Lesson 3 - Print Statement
Print

Basic Output is the most important part of any language. Without a print statement, you would never be able to communicate
with the user, other programs, or even log files.

In this topic we will discuss the use of the print statement in PERL. You will learn how to write a basic "Hello, World"
program, and how to write data out to users. You will also learn the specific's of writing data to a web browser. The last
part of this lesson will teach how to escape characters, and which characters need escaping.

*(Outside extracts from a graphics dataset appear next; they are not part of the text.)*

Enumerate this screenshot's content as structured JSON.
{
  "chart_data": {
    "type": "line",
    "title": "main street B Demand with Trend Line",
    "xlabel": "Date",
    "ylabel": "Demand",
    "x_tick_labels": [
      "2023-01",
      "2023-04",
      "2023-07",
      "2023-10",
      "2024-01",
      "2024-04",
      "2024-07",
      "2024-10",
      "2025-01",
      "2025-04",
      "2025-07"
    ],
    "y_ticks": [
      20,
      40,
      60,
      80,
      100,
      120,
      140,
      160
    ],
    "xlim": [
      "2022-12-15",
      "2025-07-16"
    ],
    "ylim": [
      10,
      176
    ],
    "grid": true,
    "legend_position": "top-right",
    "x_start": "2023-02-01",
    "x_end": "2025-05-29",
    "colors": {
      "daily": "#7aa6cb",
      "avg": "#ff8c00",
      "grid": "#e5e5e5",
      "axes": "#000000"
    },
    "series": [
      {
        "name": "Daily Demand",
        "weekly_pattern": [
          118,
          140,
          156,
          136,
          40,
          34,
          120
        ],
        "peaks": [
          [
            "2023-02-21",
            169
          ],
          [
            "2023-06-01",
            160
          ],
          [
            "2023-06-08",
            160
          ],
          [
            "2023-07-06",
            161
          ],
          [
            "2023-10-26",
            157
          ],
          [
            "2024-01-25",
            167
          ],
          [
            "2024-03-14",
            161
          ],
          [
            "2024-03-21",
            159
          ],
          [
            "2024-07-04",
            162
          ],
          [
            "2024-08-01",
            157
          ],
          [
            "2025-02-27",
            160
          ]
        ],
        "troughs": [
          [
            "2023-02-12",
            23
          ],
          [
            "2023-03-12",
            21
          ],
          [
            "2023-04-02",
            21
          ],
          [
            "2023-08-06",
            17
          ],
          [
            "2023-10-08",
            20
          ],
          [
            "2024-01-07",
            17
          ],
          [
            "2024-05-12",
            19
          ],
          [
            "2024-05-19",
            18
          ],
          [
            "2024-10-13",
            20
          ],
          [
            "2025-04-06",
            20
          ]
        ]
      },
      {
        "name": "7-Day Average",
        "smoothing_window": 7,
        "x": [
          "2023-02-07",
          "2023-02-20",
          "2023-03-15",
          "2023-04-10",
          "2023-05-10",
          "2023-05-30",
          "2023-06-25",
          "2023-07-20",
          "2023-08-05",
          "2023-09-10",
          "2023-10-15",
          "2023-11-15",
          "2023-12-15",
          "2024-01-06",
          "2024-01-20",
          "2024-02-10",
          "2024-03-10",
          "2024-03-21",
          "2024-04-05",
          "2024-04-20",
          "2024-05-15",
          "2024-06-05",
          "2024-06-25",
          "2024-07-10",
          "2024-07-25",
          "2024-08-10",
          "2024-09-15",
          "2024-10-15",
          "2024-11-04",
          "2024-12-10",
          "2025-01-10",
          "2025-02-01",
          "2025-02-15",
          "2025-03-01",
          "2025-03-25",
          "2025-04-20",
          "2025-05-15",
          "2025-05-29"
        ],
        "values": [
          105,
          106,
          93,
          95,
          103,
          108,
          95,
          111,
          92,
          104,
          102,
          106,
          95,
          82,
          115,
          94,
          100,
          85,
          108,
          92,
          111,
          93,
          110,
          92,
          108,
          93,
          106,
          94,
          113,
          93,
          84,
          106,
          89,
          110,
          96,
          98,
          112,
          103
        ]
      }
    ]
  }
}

A sample print statement to print out "modus operandi" looks like this:
print "modus operandi";

Let's examine the statement. The command portion of the statement, "print," lets perl know that we want to print something.
Next we have the switches for the print command; print expects to be given an output device and then text to output. In our
case, we left the output device blank since it is optional and defaults to STDOUT (which is where we want it anyway) and put
the data we want outputted in quotes.

Without the quotes around our data, perl will not know where to stop outputting and therefore miss the semicolon which tells
perl the statement is completed.

You've now learned how to output data to STDOUT. Lets take a look at write data to a web browser.

Web browsers needs certain headers in order to correctly display data. The only header we need to worry about is
"Content-Type." This header tells the browser how to render the data - as text, html, binary data, an image, etc.. The
browser expects to receive all of its headers, a series of two "\n" characters (newline characters), and then the data to
render.

Most of the time we will want to output our data as either plain text of HTML. Here is an example of standard output in HTML
format:

print "Content-Type: text/html\n\n";
print "<H1>modus operandi</H1>";

If you do not output the Content-Type header first, or you neglect to include two \n's after it, the server will return
Internal Server Error.

In the case that you would like to output to a file or some other device you can simply specify what you wish to write to in
the print command. To write to a file handle called "OUT" your print statement would appear as follows:

open (OUT, "testfile");
print OUT "modus operandi";
close(OUT);

In order to establish the OUT handle you need to use the open command first. This will be discussed in a later topic, for now
you can work with the open and close commands shown above.

The last topic we will discuss is escaping characters. For perl to know where to begin and end the data your are trying to
print, you must enclose it in quotes. However, what do you do if you want to print out a quote? You need to escape it. An
example of a command that will print out `"this is quoted"` follows:

print "\"this is quoted\"";

By printing a `\"` perl will print out a `"`. You can use escape sequences for other uses as well, `\t` will print a tab,
`\n` prints a newline character, `\\` prints a `\` character. Characters that need to be escaped are easily learned, they
are mostly just the variable declaration characters ($, @, %, etc):

print "$14.95";

In the above command perl will print out the contents of the string "$14" and then ".95". If you have not put any data into
$14, you will get the cryptic output of ".95".

In order to tell perl not to do this, you need to escape it. To print out "$14.95" instead of ".95" run the command like
this:

print "\$14.95";

Another option to escaping variables is to use `'` characters instead of `"` characters. By using single quotes like
`$14.95` perl will interpret the string literally and not replace any variables or escape characters like \n.

In this lesson you learned the basic use of the print statement in PERL, how to write data out to users and to a web browser.
You also learned how to escape characters.